The 2016 conventions had a different sort of intrigue because the two nominees are as much distinguished by their unpopularity as their credentials. Internal party opponents telegraphed their intentions to disrupt the convention, but the discontent was mostly managed. Outside the conventions, voters may differ as to which is the worst of the choices, but relatively few are celebrating their preferred candidate as a virtuous choice.
So beyond the question of whether you dislike Hillary or Donald more rests a bigger question. How did we get here? Are these really the best alternatives that can be provided to the voters of one of the world’s leading democracies?

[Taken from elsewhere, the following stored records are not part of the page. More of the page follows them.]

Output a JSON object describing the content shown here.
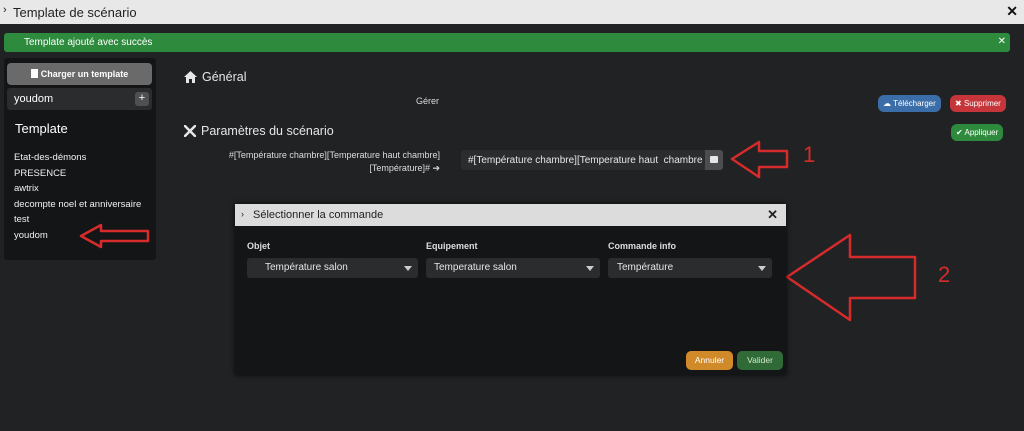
{
  "window": {
    "title": "Template de scénario"
  },
  "alert": {
    "message": "Template ajouté avec succès"
  },
  "sidebar": {
    "load_button": "Charger un template",
    "search_value": "youdom",
    "heading": "Template",
    "templates": [
      "Etat-des-démons",
      "PRESENCE",
      "awtrix",
      "decompte noel et anniversaire",
      "test",
      "youdom"
    ]
  },
  "general": {
    "title": "Général",
    "manage_label": "Gérer"
  },
  "actions": {
    "download": "Télécharger",
    "delete": "Supprimer",
    "apply": "Appliquer"
  },
  "params": {
    "title": "Paramètres du scénario",
    "row_label_1": "#[Température chambre][Temperature haut chambre]",
    "row_label_2": "[Température]# ➔",
    "command_value": "#[Température chambre][Temperature haut  chambre"
  },
  "annotations": {
    "first": "1",
    "second": "2"
  },
  "modal": {
    "title": "Sélectionner la commande",
    "col_object": "Objet",
    "col_equipment": "Equipement",
    "col_command": "Commande info",
    "object_value": "Température salon",
    "equipment_value": "Temperature salon",
    "command_value": "Température",
    "cancel": "Annuler",
    "validate": "Valider"
  },
  "colors": {
    "background": "#212224",
    "success": "#2e8b3e",
    "danger": "#c6353a",
    "info": "#3b6ea8",
    "warning": "#d08a2a",
    "annotation": "#d62b2b"
  }
}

There’s valid debate about the strengths and weaknesses of the party and primary system, but one point I haven’t noticed mentioned is how the effectiveness of the political party structure is simultaneously challenged in several western democracies at present. In Great Britain, both leading parties faced internal divisions relating to the Brexit vote. In Australia, party squabbles have produced four Prime Ministers in six years. Even in Canada, while the intensity and consequences are of a very different degree, the Conservatives and are engaged in leadership and identity soul-searching. The Liberals are in the midst of doing away with their historic party structure, getting rid of memberships and trying to market the party as a movement rather than an institution.
While the degrees and consequences of these various circumstances differ widely, is the incapacity of the political party to survive the absence of coherent foundational ideas at least part of the problem? Canadian journalist Susan Delacourt wrote a book a few years back documenting the shift from thinking of political parties as families – held together by a certain bond even if they sometimes yelled and fought – to thinking of them as marketing organizations. Politicians are “shopping for votes” and democracy has been reduced to voters engaging in a quadrennial shopping expedition. The net result is that the political party is a very different institution than it was a relatively short-time ago.
Is this a logical consequence of our post-ideological age? For the past generation, the debate has shifted from differences in ideas to identity politics. We no longer engage as conservatives or liberals participating in political debate. Instead, we are dividing more along the lines of a progressivist – nativist continuum. That logic leads to an us-them mindset. Progressivist purists aren’t very accommodating to those they view as intolerant, while the nativists are very stark about excluding people, even if that means building walls and using blanket bans. Where the political party once served as a mediating institution coalescing diverse opinions into a manageable set of coherent options for voters to choose between, identities can’t be mediated in the same way.
In this context, the political party becomes impossible. Real dialogue – engagement between those who disagree – is impossible. Elections are no longer a contest of ideas but rather competing marketing campaigns as to who gets to control the state’s levers of coercion.